During the night the winds were relentless and the snow fell at rates of one or more inches an hour. Bob Bouvier and Alex two of our employees, stayed over and as darkness fell, they fired up the snow blowers and went to work trying to keep up with the fast falling snow, hoping to keep the walkways somewhat clear. They worked a few hours hoping to at least make a dent in the quickly accumulating snow. Throughout the night the equipment on the roof groaned and things went bump in the night but everything seemed to hold. We suffered no loss of power as some communities did due to the high winds and heavy snow. When dawn came on Saturday morning, it was still snowing heavily and the winds were still blowing at 35 miles and hour and more! Drifts in some places were five to six feet high!
The snow didn’t stop falling until around 10:00 a.m. Saturday morning. When it was all said and done, the storm was indeed one for the record books. It knocked a storm from 1995 from its pedestal as the overall 5th place holder and stepped into its place with an officially recorded snowfall of 24.9 inches for the city of Boston. Somerville beat out Boston with a total of 28 inches falling in the city. Saturday morning, thanks to so many of the staff staying over we had few if any staffing problems. Several of the staff walked to work on Saturday morning in order to get in. Carolyn manned the Reception Desk having come in early on Friday since she was scheduled for the evening shift as well as the week-end. This allowed Jeanne Amlaw to go home before things worsened. Although they were exempt from the driving ban, while main roads were somewhat open side roads remained impassable.
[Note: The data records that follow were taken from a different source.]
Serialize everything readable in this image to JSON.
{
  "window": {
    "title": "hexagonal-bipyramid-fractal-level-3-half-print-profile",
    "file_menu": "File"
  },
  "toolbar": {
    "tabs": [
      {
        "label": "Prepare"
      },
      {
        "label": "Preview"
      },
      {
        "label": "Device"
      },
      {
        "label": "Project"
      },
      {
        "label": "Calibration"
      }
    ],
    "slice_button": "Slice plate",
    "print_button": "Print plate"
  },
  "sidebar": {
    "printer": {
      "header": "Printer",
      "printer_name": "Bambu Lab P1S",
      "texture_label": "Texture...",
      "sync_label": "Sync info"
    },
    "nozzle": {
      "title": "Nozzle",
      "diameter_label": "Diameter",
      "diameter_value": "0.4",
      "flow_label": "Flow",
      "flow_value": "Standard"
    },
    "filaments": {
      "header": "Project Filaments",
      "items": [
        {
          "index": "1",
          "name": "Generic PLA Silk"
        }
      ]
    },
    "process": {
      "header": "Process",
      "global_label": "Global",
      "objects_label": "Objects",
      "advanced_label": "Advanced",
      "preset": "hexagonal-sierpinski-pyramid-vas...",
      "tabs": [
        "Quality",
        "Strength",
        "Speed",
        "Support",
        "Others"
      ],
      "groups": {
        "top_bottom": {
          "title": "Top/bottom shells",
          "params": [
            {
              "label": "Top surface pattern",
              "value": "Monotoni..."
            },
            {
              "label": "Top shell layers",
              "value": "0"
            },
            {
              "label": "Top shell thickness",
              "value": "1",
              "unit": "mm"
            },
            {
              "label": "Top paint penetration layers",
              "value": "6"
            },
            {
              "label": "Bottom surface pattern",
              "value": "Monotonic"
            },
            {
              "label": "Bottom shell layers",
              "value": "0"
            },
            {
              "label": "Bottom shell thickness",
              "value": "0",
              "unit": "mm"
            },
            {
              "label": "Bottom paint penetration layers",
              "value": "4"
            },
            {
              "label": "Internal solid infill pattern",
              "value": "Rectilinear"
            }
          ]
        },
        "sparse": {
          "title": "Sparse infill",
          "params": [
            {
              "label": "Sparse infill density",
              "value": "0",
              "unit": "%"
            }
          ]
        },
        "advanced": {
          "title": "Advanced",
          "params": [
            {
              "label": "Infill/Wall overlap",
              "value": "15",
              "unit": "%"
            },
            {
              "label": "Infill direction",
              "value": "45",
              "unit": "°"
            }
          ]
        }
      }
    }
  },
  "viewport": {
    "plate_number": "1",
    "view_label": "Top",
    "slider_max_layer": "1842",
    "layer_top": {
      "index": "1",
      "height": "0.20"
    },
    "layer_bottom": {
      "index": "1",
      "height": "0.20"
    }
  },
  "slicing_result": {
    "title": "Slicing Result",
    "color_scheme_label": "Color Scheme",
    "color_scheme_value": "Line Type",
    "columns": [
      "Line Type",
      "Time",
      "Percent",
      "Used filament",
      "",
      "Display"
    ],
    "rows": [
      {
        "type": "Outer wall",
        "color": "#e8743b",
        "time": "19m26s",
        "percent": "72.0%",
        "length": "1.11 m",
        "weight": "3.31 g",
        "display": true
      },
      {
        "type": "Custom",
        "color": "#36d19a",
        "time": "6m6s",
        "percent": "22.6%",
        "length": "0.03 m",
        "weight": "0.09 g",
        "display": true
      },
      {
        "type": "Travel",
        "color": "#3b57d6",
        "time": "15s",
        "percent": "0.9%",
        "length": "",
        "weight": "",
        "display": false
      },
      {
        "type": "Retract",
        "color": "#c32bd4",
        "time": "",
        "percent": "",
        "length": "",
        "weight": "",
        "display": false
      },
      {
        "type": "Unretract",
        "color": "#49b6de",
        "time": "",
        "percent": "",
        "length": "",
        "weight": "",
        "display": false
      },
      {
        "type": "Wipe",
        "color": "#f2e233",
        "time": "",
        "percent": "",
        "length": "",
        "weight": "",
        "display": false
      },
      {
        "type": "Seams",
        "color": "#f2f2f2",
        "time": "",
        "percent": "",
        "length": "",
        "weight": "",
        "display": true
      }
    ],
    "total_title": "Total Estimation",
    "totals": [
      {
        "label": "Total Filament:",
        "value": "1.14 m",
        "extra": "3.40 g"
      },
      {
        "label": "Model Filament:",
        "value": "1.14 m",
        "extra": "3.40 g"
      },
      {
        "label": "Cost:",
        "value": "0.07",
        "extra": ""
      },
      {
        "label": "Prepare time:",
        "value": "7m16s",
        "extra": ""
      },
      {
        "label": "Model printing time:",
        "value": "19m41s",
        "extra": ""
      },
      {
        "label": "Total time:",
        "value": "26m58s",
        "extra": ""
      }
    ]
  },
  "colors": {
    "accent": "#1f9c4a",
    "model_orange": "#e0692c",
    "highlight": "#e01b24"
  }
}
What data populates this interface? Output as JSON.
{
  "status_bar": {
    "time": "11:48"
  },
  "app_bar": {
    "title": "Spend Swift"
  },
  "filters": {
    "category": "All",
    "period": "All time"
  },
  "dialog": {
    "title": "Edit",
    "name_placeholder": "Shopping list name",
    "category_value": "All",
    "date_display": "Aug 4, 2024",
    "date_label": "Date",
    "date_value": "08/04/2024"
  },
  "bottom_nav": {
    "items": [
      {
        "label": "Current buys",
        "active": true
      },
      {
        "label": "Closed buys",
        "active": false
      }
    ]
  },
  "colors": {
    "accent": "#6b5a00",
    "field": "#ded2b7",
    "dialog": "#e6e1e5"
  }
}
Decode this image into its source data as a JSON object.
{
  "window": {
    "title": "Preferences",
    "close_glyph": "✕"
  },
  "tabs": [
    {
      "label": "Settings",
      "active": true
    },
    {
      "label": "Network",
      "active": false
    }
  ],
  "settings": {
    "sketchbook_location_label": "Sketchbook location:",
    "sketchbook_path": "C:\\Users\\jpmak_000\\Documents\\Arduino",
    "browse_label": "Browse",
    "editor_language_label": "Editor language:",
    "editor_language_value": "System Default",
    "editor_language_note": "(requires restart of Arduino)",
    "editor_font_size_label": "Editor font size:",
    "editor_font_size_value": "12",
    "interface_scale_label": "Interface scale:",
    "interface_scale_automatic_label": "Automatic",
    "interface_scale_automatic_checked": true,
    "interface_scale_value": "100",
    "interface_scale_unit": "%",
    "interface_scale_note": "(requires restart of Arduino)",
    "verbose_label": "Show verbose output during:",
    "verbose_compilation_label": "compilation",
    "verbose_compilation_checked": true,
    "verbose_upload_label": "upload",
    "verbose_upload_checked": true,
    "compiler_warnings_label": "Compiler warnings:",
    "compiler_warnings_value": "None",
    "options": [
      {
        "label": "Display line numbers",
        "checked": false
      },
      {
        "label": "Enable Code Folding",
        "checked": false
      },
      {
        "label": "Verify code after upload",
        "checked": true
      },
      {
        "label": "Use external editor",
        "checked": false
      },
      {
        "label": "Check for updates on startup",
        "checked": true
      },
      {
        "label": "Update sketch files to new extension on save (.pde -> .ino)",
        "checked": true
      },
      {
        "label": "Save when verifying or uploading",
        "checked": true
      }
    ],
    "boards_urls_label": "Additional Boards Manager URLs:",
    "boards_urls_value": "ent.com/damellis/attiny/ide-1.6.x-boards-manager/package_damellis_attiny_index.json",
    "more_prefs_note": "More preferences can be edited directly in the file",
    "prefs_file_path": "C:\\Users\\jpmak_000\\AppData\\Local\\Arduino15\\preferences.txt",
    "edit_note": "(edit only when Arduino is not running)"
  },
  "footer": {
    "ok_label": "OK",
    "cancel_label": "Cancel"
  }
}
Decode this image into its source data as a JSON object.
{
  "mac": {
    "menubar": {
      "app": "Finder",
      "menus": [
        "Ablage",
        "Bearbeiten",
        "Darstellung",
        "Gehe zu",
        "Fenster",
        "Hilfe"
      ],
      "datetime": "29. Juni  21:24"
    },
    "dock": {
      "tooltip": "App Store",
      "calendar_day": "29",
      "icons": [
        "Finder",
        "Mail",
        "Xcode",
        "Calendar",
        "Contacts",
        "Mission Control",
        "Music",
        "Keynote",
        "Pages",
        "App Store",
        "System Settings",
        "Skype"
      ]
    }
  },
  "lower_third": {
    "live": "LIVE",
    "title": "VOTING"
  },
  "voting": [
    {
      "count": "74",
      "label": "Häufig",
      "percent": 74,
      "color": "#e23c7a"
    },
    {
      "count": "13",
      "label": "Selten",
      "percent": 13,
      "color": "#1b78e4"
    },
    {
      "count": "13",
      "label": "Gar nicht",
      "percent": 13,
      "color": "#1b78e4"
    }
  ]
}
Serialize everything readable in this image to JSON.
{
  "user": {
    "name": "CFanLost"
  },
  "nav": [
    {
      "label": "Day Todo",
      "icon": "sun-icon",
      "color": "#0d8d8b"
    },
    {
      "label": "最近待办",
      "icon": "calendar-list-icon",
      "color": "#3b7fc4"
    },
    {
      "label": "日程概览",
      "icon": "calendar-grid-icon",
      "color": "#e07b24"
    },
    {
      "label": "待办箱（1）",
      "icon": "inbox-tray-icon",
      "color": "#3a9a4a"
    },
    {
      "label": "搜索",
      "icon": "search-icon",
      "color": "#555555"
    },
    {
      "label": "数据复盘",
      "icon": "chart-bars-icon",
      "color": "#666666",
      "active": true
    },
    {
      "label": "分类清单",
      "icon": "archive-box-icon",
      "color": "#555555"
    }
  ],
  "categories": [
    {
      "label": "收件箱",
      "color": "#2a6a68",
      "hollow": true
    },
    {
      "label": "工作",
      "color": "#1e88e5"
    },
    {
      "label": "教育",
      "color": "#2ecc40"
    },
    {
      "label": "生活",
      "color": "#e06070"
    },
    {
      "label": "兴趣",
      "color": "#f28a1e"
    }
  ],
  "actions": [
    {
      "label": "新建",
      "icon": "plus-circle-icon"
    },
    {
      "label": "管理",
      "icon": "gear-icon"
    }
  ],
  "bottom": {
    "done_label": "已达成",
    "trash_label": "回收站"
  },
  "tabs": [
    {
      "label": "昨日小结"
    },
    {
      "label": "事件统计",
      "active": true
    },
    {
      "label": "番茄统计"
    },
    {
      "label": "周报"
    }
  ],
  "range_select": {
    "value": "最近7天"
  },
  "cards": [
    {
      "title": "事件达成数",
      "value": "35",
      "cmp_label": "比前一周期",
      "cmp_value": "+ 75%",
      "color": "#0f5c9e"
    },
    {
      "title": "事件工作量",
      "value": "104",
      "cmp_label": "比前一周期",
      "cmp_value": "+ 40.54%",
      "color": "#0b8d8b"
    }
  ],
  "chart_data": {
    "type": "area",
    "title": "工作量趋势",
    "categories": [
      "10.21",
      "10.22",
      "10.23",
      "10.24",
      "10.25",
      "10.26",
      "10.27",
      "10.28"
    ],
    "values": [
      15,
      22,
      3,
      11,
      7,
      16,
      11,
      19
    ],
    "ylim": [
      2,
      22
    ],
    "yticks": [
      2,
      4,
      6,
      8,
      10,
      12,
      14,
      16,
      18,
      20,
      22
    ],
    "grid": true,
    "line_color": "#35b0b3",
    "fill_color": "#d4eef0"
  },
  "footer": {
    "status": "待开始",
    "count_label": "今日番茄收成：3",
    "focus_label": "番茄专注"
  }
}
Because of this we were unable to have Mass on Saturday morning as our chaplain, Rev. William Mulligan, S.J. couldn’t get out of his driveway. Instead we had to hold a Communion Service in place of Mass. Later in the day, the storm didn’t stop us from having a little fun as during the course of the afternoon we threw an impromptu Snow Party. One Little Sister played the keyboard and led everyone in singing the old time favorites. Hot chocolate, cookies and miniature cupcakes were served.
By Sunday morning, things were beginning to slowly returning to normal as the clean up continued. But it looks like the snow is going to be around awhile, a lingering reminder of a storm named Nemo and dubbed the Blizzard of 2013 that not only went into the record books but made memories to be talked about and relished for days to come!